The concept of the hybrid drive, which combines HDD and flash, is certainly not new. The first models came to market just after flash had become reasonably available. However, those were drives where both HDD and flash contained user data. The idea was that frequently used data would be written to the flash part, while data you needed less often would be put on the HDD part.

The new type of hybrid drive announced by Western Digital today does not resemble the “old-fashioned” hybrid drive in any way. In fact, Western Digital itself is not talking about hybrid drives, but flash-enhanced drives. We explain below what the company means by this.

Embedded flash for more capacity

The new flash-enhanced (hybrid) drives consist of a traditional component, namely the platters in the HDD, and a flash portion. However, the flash part is not used to write user data to it. Western Digital uses it to increase the TPI of the platters in the drive. TPI stands for Tracks Per Inch, the number of tracks per inch on which the drive can write data. These tracks can be put closer together through clever use of metadata stored in the embedded iNAND flash. As a result, the areal density of the platters, and thus of the drive as a whole, goes up. The SoC in the disk also plays an important role in this, of course. Western Digital optimized this to interact with the iNAND.
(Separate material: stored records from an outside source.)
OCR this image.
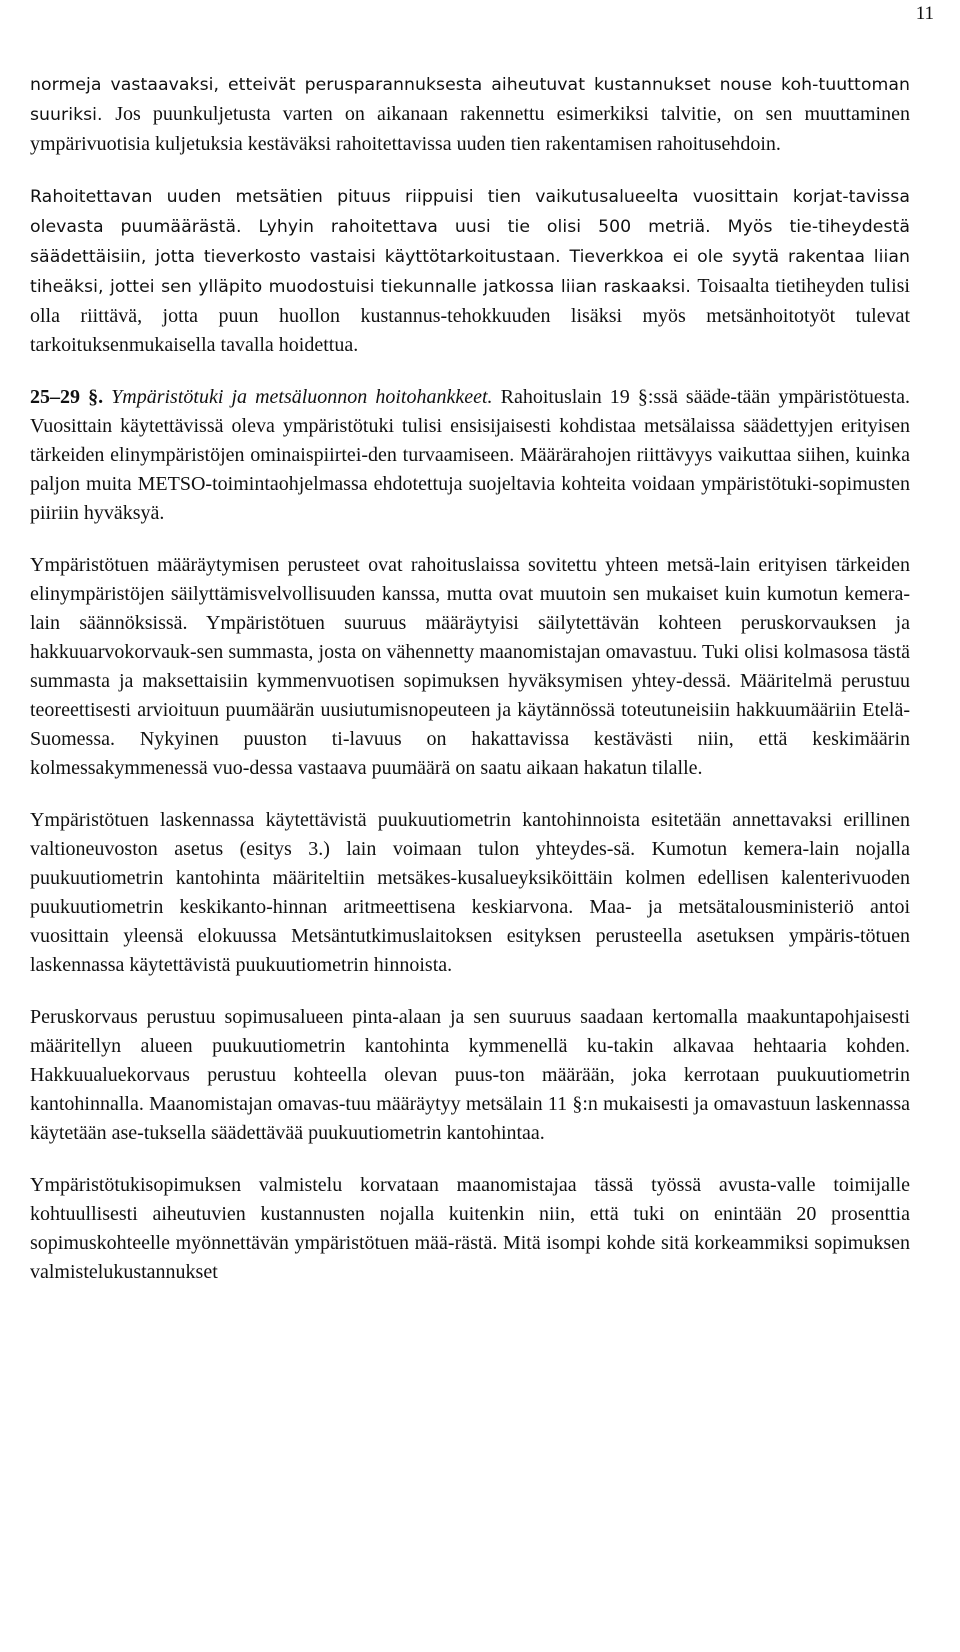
11

normeja vastaavaksi, etteivät perusparannuksesta aiheutuvat kustannukset nouse koh-tuuttoman suuriksi. Jos puunkuljetusta varten on aikanaan rakennettu esimerkiksi talvitie, on sen muuttaminen ympärivuotisia kuljetuksia kestäväksi rahoitettavissa uuden tien rakentamisen rahoitusehdoin.

Rahoitettavan uuden metsätien pituus riippuisi tien vaikutusalueelta vuosittain korjat-tavissa olevasta puumäärästä. Lyhyin rahoitettava uusi tie olisi 500 metriä. Myös tie-tiheydestä säädettäisiin, jotta tieverkosto vastaisi käyttötarkoitustaan. Tieverkkoa ei ole syytä rakentaa liian tiheäksi, jottei sen ylläpito muodostuisi tiekunnalle jatkossa liian raskaaksi. Toisaalta tietiheyden tulisi olla riittävä, jotta puun huollon kustannus-tehokkuuden lisäksi myös metsänhoitotyöt tulevat tarkoituksenmukaisella tavalla hoidettua.

25–29 §. Ympäristötuki ja metsäluonnon hoitohankkeet. Rahoituslain 19 §:ssä sääde-tään ympäristötuesta. Vuosittain käytettävissä oleva ympäristötuki tulisi ensisijaisesti kohdistaa metsälaissa säädettyjen erityisen tärkeiden elinympäristöjen ominaispiirtei-den turvaamiseen. Määrärahojen riittävyys vaikuttaa siihen, kuinka paljon muita METSO-toimintaohjelmassa ehdotettuja suojeltavia kohteita voidaan ympäristötuki-sopimusten piiriin hyväksyä.

Ympäristötuen määräytymisen perusteet ovat rahoituslaissa sovitettu yhteen metsä-lain erityisen tärkeiden elinympäristöjen säilyttämisvelvollisuuden kanssa, mutta ovat muutoin sen mukaiset kuin kumotun kemera-lain säännöksissä. Ympäristötuen suuruus määräytyisi säilytettävän kohteen peruskorvauksen ja hakkuuarvokorvauk-sen summasta, josta on vähennetty maanomistajan omavastuu. Tuki olisi kolmasosa tästä summasta ja maksettaisiin kymmenvuotisen sopimuksen hyväksymisen yhtey-dessä. Määritelmä perustuu teoreettisesti arvioituun puumäärän uusiutumisnopeuteen ja käytännössä toteutuneisiin hakkuumääriin Etelä-Suomessa. Nykyinen puuston ti-lavuus on hakattavissa kestävästi niin, että keskimäärin kolmessakymmenessä vuo-dessa vastaava puumäärä on saatu aikaan hakatun tilalle.

Ympäristötuen laskennassa käytettävistä puukuutiometrin kantohinnoista esitetään annettavaksi erillinen valtioneuvoston asetus (esitys 3.) lain voimaan tulon yhteydes-sä. Kumotun kemera-lain nojalla puukuutiometrin kantohinta määriteltiin metsäkes-kusalueyksiköittäin kolmen edellisen kalenterivuoden puukuutiometrin keskikanto-hinnan aritmeettisena keskiarvona. Maa- ja metsätalousministeriö antoi vuosittain yleensä elokuussa Metsäntutkimuslaitoksen esityksen perusteella asetuksen ympäris-tötuen laskennassa käytettävistä puukuutiometrin hinnoista.

Peruskorvaus perustuu sopimusalueen pinta-alaan ja sen suuruus saadaan kertomalla maakuntapohjaisesti määritellyn alueen puukuutiometrin kantohinta kymmenellä ku-takin alkavaa hehtaaria kohden. Hakkuualuekorvaus perustuu kohteella olevan puus-ton määrään, joka kerrotaan puukuutiometrin kantohinnalla. Maanomistajan omavas-tuu määräytyy metsälain 11 §:n mukaisesti ja omavastuun laskennassa käytetään ase-tuksella säädettävää puukuutiometrin kantohintaa.

Ympäristötukisopimuksen valmistelu korvataan maanomistajaa tässä työssä avusta-valle toimijalle kohtuullisesti aiheutuvien kustannusten nojalla kuitenkin niin, että tuki on enintään 20 prosenttia sopimuskohteelle myönnettävän ympäristötuen mää-rästä. Mitä isompi kohde sitä korkeammiksi sopimuksen valmistelukustannukset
In addition to more capacity, the new drives also offer higher performance, in part by reducing adjacent track interference (ATI). This is of course necessary when you put tracks closer together. The reduction of this interference also seems to be partly due to the addition of flash memory to the new type of drive. That is, Western Digital speaks of “vertically integrated iNAND and SoC innovations’. This seems to indicate that the iNAND flash (called OptiNAND in these new drives, by the way) also works together with the SoC here. The same goes for the reduction in the number of write cache flushes in the new drives. That too seems to be the result of the cooperation between iNAND and SoC.

The fact that smarter controls increase performance isn’t new for HDDs, of course. Earlier this year, Western Digital presented an interesting case in point.

Finally, Western Digital claims that the new flash-enhanced drives have become a lot more reliable than before. Especially during power outages, it is important that HDDs lose as little data as possible. Western Digital claims that the new drives retain up to 50 times more customer data than previous generations. Again, the flash-enhanced nature of the drives plays a role in this.

Flash-enhanced and ePMR

We briefly discussed TPI as a way to get more data onto a HDD’s platter above. However, there is another way to accomplish this, and that is through the BPI route. BPI stands for Bits Per Inch and is about how many bits of data you can fit per (square) inch on a platter. In this area, Western Digital has also recently developed something new, namely ePMR. This is an extension of PMR, or Perpendicular Magnetic Recording. The “e” added by Western Digital stands for “energy-assisted.”

In PMR, an electric current creates a magnetic field. This magnetic field causes the read/write head to become magnetic. It can then move the magnetic granules in the platter in a certain direction, thereby creating a stored bit. By passing an additional current through it, ePMR makes this process even more precise. The result is that the drive can write bits closer together. This also means that an HDD can fit more bits per inch on a track, resulting in an increased the disk capacity. Western Digital already achieved 2.2 TB per platter, and the first 20TB disks have already been delivered to customers. In the second half of this decade, Western Digital expects to grow to 50TB drives.

The new drives announced by Western Digital today combine enhanced TPI performance with the addition of OptiNAND with improved BPI performance resulting from ePMR. The target audience for this new type of drive is the enterprise market, from cloud companies and service providers through video surveillance companies to NAS vendors. The new drives will be available in different variants. More clarity on this will come later this year.